Le Glis déclara que si Cemp avait été capable de faire quelque chose il l’aurait déjà fait et conclut :

— Moi je te préviens. Je ferai ce que je veux, et la seule restriction que je t’impose, c’est de ne pas violer mon besoin de secret. Maintenant ne me dérange plus.

La signification de cette mise en demeure était claire. Cemp avait été jugé impuissant, placé dans la catégorie des gens dont les désirs n’ont pas à être pris en considération. Les quatre-vingts jours d’inaction le desservaient. Il n’avait pas attaqué, par conséquent il ne le pouvait pas. Telle était manifestement la logique du Glis.

Eh bien, que pouvait-il faire, lui, Cemp ?

Il pourrait lancer un assaut d’énergie. Mais il faudrait du temps pour le préparer, et il pouvait s’attendre à ce que la Nation Silkie soit anéantie en représailles et la Terre détruite.

Il se dit qu’il n’était pas prêt à déclencher une telle calamité.

Bientôt il constata avec détresse que l’analyse du Glis était correcte. Il pouvait garder son esprit fermé et respecter le besoin de secret de la créature… rien de plus.

Il lui semblait cependant qu’il devrait faire observer au Glis qu’il y avait différents types de secret. Des gradations. Le secret concernant le Glis en était un. Mais le secret sur le système stellaire était tout autre. Toute la question du secret…

Cemp interrompit ses réflexions. Puis il pensa : Mais comment est-ce que ça a pu m’échapper ?

Cependant, alors même qu’il s’interrogeait, il comprenait comment cela s’était passé.
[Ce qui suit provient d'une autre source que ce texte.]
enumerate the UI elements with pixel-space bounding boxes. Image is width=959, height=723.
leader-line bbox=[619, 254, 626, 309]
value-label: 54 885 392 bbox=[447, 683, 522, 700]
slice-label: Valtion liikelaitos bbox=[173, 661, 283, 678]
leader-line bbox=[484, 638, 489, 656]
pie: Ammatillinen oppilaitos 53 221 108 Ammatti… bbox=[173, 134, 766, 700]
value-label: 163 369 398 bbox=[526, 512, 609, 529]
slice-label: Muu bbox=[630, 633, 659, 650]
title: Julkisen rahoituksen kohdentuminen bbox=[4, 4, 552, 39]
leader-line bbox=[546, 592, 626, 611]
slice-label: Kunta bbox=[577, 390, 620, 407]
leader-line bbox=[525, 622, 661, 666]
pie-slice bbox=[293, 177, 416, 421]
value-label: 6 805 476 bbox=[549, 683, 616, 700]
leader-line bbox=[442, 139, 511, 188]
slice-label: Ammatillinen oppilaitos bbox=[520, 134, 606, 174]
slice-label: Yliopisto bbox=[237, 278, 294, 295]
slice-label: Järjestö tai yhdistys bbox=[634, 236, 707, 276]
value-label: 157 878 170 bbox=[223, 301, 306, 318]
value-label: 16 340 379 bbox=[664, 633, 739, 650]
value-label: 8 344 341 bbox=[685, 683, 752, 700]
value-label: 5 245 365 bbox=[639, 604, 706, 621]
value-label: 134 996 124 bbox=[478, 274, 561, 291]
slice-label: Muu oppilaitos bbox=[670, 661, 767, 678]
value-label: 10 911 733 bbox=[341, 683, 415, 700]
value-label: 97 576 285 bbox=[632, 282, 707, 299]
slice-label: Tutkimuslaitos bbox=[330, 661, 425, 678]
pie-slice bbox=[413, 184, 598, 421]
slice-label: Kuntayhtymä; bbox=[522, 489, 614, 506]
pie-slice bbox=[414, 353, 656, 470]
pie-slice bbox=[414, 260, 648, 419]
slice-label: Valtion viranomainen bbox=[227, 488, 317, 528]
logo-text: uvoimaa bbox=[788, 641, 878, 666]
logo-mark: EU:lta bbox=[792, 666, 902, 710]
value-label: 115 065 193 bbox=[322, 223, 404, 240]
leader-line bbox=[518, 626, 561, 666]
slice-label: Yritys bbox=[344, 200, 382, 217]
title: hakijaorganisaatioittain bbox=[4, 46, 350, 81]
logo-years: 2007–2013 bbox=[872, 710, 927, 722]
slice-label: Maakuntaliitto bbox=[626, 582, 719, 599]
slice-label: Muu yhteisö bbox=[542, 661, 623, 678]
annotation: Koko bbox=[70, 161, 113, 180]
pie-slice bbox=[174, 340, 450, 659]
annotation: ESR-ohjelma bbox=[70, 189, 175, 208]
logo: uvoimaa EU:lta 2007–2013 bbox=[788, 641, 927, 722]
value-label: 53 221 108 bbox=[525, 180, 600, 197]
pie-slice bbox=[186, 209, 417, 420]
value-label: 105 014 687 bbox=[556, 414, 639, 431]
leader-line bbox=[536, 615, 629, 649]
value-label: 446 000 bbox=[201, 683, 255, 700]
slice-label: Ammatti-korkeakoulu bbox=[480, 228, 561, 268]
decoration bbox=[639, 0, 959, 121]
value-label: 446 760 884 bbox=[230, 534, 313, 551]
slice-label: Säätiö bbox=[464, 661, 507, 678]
Le besoin de secret du Glis avait paru compréhensible, et en quelque sorte ce côté naturel avait voilé les implications. Mais à présent…

Le secret, pensa-t-il. Bien sûr ! C’était ça !

Pour les Silkies, le secret allait de soi.

Après y avoir réfléchi pendant quelques secondes encore, Cemp accomplit sa première action. Il inversa la gravité en relation avec la masse de l’astéroïde au-dessous de lui. Léger comme du duvet de chardon, il s’éleva de l’arbre qui avait été pendant si longtemps son poste d’observation. Bientôt il fonçait le long des corridors de granit.